NEW YORK, New York -- A joint undercover operation by NOAA’s Fisheries Service Office of Law Enforcement and New York and New Jersey enforcement agents has uncovered evidence of alleged illegal fishing by two charter operators.
The operators, Steven N. Forsberg and Viking Starship Inc. of Montauk, N.Y., and Jerome E. Hurd of Avalon, N.J., have been charged by NOAA with taking their patrons to catch striped bass in federal waters, where capture of the prized sport fish is prohibited.
During the undercover operations, federal agents and state officers posed as patrons on several charter vessels operating in New York and New Jersey.
Striped bass are one of the most sought-after species for both commercial and recreational fishermen from Maine to Cape Hatteras. The popularity of this fish, the complex nature of its migration, and its decline in harvest and recovery, led to significant management efforts in state waters by the Atlantic States Marine Fisheries Commission, and a ban on fishing in federal waters since 1990.
“Unscrupulous charter and party boat captains quietly promote their willingness to take patrons into federal waters, primarily when striped bass are scarce in state waters,” said NOAA special agent Jeffrey Ray. “This creates an unfair business environment that penalizes law-abiding charter and party boat captains who refuse to break the rules.”
Forsberg and Viking Starship, the operator and owner of the FV Viking Starship, has been notified by NOAA of the charges of fishing, harvesting, possessing and retaining Atlantic striped bass illegally from federal waters, and submitting false oral or written statements about the catch to authorized federal officers. The agency also issued to Forsberg a notice of a potential $30,000 fine and a 30-day permit suspension for the alleged violations.
Hurd has been notified by NOAA of the charges of fishing, harvesting, possessing and retaining Atlantic striped bass illegally from federal waters, and then submitting false oral or written statements about the catch to authorized federal and state officers. The agency also issued to Hurd a notice of a potential $25,000 fine.

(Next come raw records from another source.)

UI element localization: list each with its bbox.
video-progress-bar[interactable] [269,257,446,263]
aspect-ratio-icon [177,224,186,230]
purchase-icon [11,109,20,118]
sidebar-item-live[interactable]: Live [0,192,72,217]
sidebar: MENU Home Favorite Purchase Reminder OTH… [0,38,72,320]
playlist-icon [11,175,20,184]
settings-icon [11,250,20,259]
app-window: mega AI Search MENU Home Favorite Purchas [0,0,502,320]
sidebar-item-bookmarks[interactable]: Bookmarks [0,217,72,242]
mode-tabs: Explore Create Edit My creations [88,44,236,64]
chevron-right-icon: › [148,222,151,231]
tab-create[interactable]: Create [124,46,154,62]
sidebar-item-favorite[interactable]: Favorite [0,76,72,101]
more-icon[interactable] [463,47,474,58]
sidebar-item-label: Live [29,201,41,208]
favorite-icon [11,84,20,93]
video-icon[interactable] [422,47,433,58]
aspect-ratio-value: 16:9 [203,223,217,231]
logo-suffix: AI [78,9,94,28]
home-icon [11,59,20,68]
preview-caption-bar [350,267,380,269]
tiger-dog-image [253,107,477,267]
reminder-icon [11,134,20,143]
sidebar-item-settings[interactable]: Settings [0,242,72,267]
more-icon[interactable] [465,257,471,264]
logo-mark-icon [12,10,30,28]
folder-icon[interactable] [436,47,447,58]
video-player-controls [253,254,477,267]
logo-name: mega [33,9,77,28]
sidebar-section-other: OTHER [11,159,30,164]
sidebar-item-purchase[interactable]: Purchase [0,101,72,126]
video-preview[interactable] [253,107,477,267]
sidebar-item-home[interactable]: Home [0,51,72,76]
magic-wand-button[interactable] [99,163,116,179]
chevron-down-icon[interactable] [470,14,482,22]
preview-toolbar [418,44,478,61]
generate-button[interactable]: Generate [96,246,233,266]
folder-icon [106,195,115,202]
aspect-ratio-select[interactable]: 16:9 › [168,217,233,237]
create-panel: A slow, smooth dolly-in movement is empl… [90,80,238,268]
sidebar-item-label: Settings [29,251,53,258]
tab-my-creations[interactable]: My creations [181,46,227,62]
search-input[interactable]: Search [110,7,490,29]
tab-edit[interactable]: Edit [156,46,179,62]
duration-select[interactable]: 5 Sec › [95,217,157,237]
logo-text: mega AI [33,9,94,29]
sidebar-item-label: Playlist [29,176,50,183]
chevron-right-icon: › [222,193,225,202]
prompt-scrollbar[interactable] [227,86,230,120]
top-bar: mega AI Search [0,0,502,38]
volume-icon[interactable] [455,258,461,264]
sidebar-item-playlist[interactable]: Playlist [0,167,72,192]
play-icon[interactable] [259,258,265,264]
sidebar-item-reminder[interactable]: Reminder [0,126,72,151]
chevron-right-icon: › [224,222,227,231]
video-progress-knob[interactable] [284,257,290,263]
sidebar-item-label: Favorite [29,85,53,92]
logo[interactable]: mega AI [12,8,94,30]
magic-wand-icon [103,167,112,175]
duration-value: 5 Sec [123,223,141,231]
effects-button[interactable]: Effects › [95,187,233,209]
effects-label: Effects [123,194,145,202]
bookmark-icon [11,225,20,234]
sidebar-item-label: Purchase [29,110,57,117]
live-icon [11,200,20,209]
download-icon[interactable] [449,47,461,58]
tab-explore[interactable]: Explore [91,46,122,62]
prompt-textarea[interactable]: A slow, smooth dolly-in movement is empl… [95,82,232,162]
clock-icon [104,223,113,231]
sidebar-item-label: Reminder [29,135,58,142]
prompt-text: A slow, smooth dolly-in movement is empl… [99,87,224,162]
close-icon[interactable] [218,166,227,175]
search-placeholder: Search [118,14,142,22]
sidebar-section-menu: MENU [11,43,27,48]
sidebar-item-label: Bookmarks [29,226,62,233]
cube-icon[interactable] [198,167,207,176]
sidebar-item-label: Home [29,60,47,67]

Violations of federal fishery rules are civil, not criminal matters. Disputed allegations are heard before an administrative law judge, whose decisions can be appealed to the NOAA administrator and through the federal court system.
NOAA understands and predicts changes in the Earth's environment, from the depths of the ocean to the surface of the sun, and conserves and manages our coastal and marine resources.